The US cites concerns about the Chinese government’s influence on private industry to justify its efforts to force ByteDance Ltd to sell its US portion of the Ticketok social network and convince affiliates globally Such actions often cite Chinese policies such as the 2017 law that require companies to “assist, assist and cooperate” with intelligence agencies, such as swearing devices made by supporters of Huawei Technologies.

Like Huawei, Ant also said in a 2017 application to the US government’s securities regulator that it asserts its independence from the Chinese government that it is “a private-sector company and a handful of Chinese state-owned or unaffected funds.” Has non-controlling minorities. ” The stakes, they do not participate in company management. “

US officials are now debating whether to ban investment in Alibaba and Tencent, according to people familiar with the matter, a dramatic setback for the two Chinese companies whose shares are widely regarded by global investors Has been kept from  |  Reuters
US officials are now debating whether to ban investment in Alibaba and Tencent, according to people familiar with the matter, a dramatic setback for the two Chinese companies whose shares are most widely regarded by global investors Has been kept from | Reuters

The party has long ventured into private firms, including foreigners operating in China.
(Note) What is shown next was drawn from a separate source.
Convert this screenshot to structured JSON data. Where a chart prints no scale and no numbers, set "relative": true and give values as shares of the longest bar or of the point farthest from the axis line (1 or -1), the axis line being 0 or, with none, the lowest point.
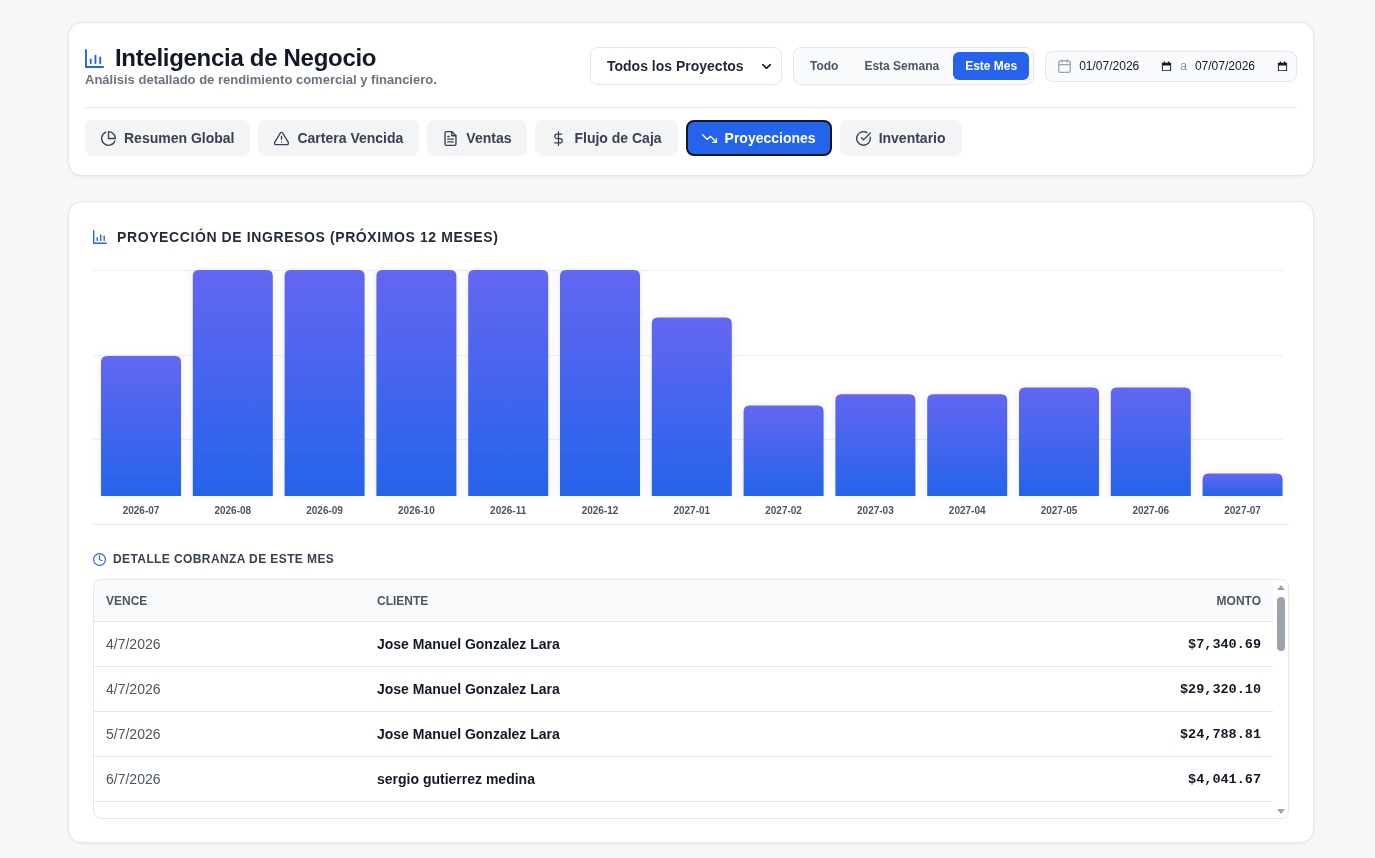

One way is through the presence of party committees in companies, technical enterprises among them, which are made up of employees.

In addition, it sends officers to companies to oversee certain activities. Many tech leaders are also party members, including Ma, Lenovo founder Liu Chuanzhi and Huawei’s Ren Zhengfei. Pony Ma of Tencent and Lei Jun of Xiaomi Corp are both representatives of the National People’s Congress.
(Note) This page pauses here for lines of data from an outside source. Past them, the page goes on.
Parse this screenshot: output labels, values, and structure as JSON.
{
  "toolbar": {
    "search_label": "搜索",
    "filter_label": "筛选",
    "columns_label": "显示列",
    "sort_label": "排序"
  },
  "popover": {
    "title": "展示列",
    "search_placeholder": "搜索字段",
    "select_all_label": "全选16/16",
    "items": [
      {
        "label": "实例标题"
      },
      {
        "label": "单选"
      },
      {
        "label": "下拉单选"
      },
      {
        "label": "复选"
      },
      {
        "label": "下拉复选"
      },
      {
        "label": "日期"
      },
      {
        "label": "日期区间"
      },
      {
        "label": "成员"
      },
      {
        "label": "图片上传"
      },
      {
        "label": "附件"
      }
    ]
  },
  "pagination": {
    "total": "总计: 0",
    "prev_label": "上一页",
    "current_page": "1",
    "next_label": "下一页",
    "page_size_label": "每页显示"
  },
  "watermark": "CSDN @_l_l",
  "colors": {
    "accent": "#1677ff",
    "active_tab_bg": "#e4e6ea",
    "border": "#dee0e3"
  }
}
The party stepped in on several occasions to punish officials for mismanagement, including Wu Xiaohui of Anbang Insurance Group.

But recent efforts to increase the government’s influence on companies and to interfere with the business landscape have reached new levels. Chinese hawkers in Washington provide fuel, which argues that the party exerts great influence on Chinese companies.
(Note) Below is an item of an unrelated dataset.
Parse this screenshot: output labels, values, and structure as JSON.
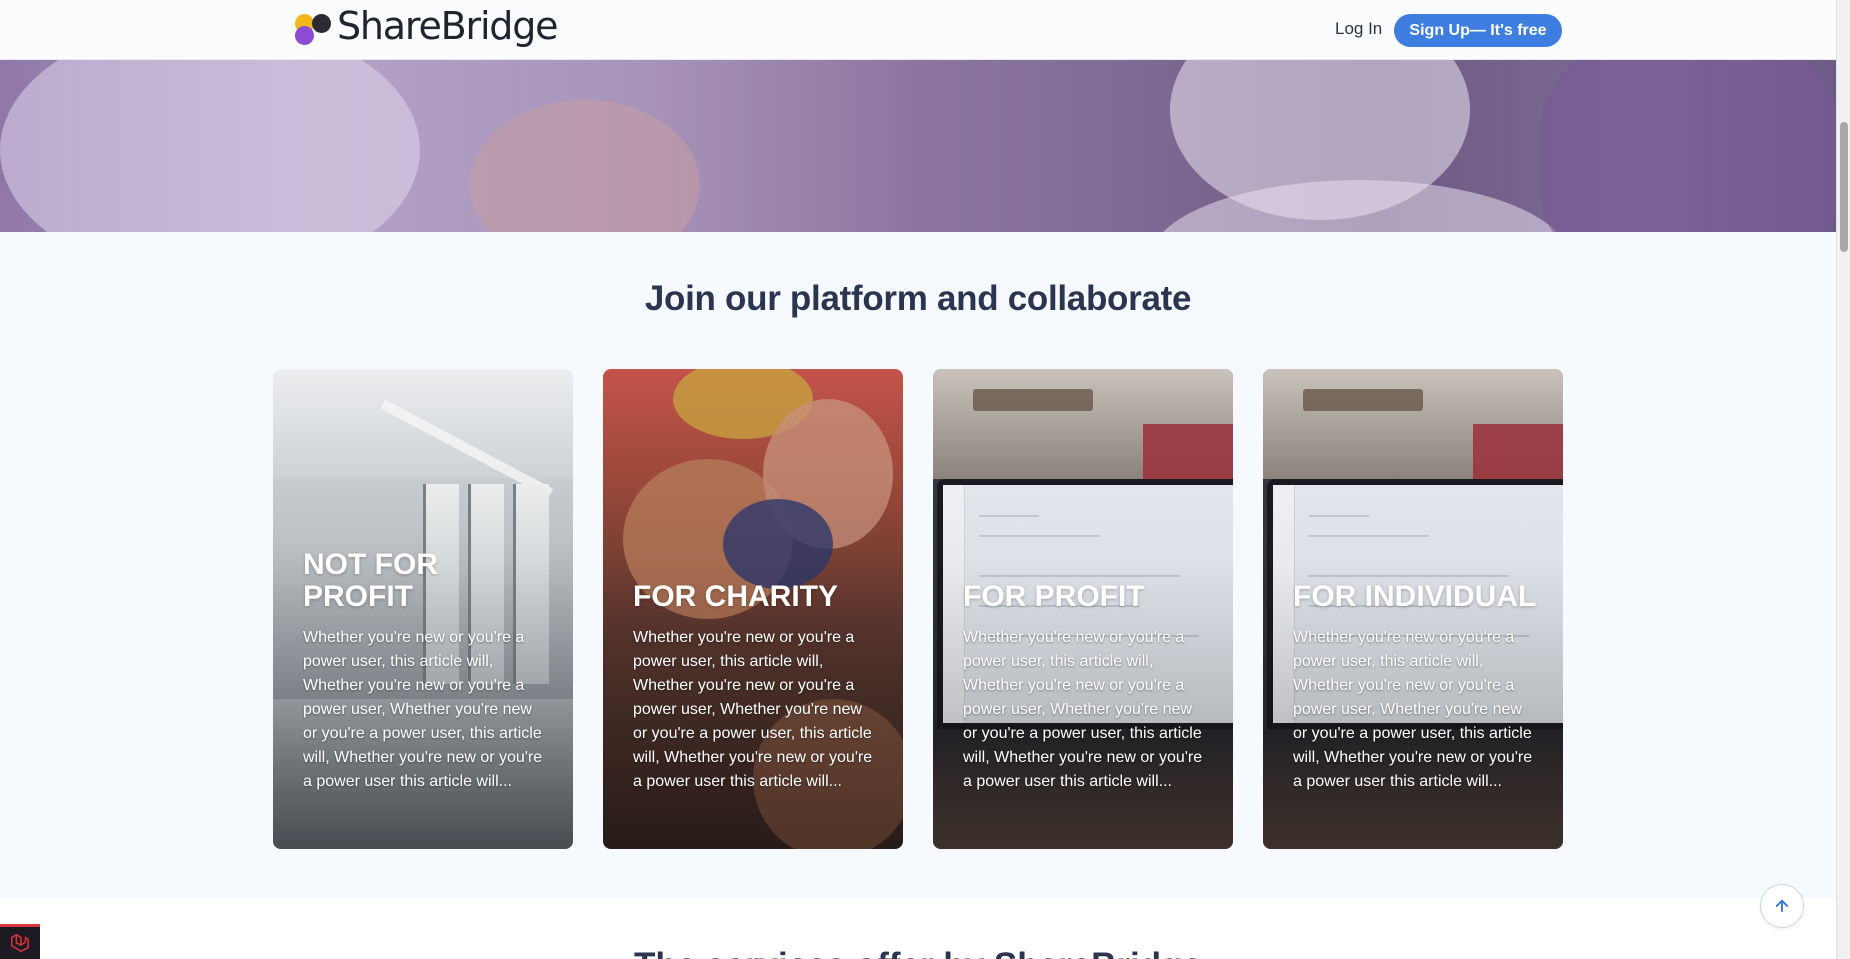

Xi needs business executives on his part to achieve strategic goals, such as “dual-proliferation” economic planning, focusing on domestic consumption, developing safe supply chains, and reducing dependence on foreign technology. While the world’s second-largest economy was the first to rebound from COVID-19, its recovery is signaling a peak as global growth remains sluggish and relations with the US remain.

In a rare direct plea to the business sector in July, Xi called on officials, including tech industry officials, to be patriotic and help with the epidemic economic recovery. “Excellent entrepreneurs must have a strong sense of mission and responsibility for the nation, and align the development of their businesses with the prosperity of the nation and the happiness of the people,” he said.

Weeks later, the party revealed plans to consolidate control over the private sector by furthering its United Front networking functions in the business community. According to timely published guidelines, the policy “will strengthen ideological guidance” and “constitutes a core group of private sector leaders who can be trusted during critical times”.

“Under President Xi, the CCP has tightened its grip on tech companies and doubled down on its techno-nationalist initiative,” researcher Alex Capri wrote in a recent report for the Hinrich Foundation. “In addition to placing party officials within major companies, this continues to be for high-profile corporate executives, where there is a perception that they were acting independently of the party’s directive or becoming very influential.”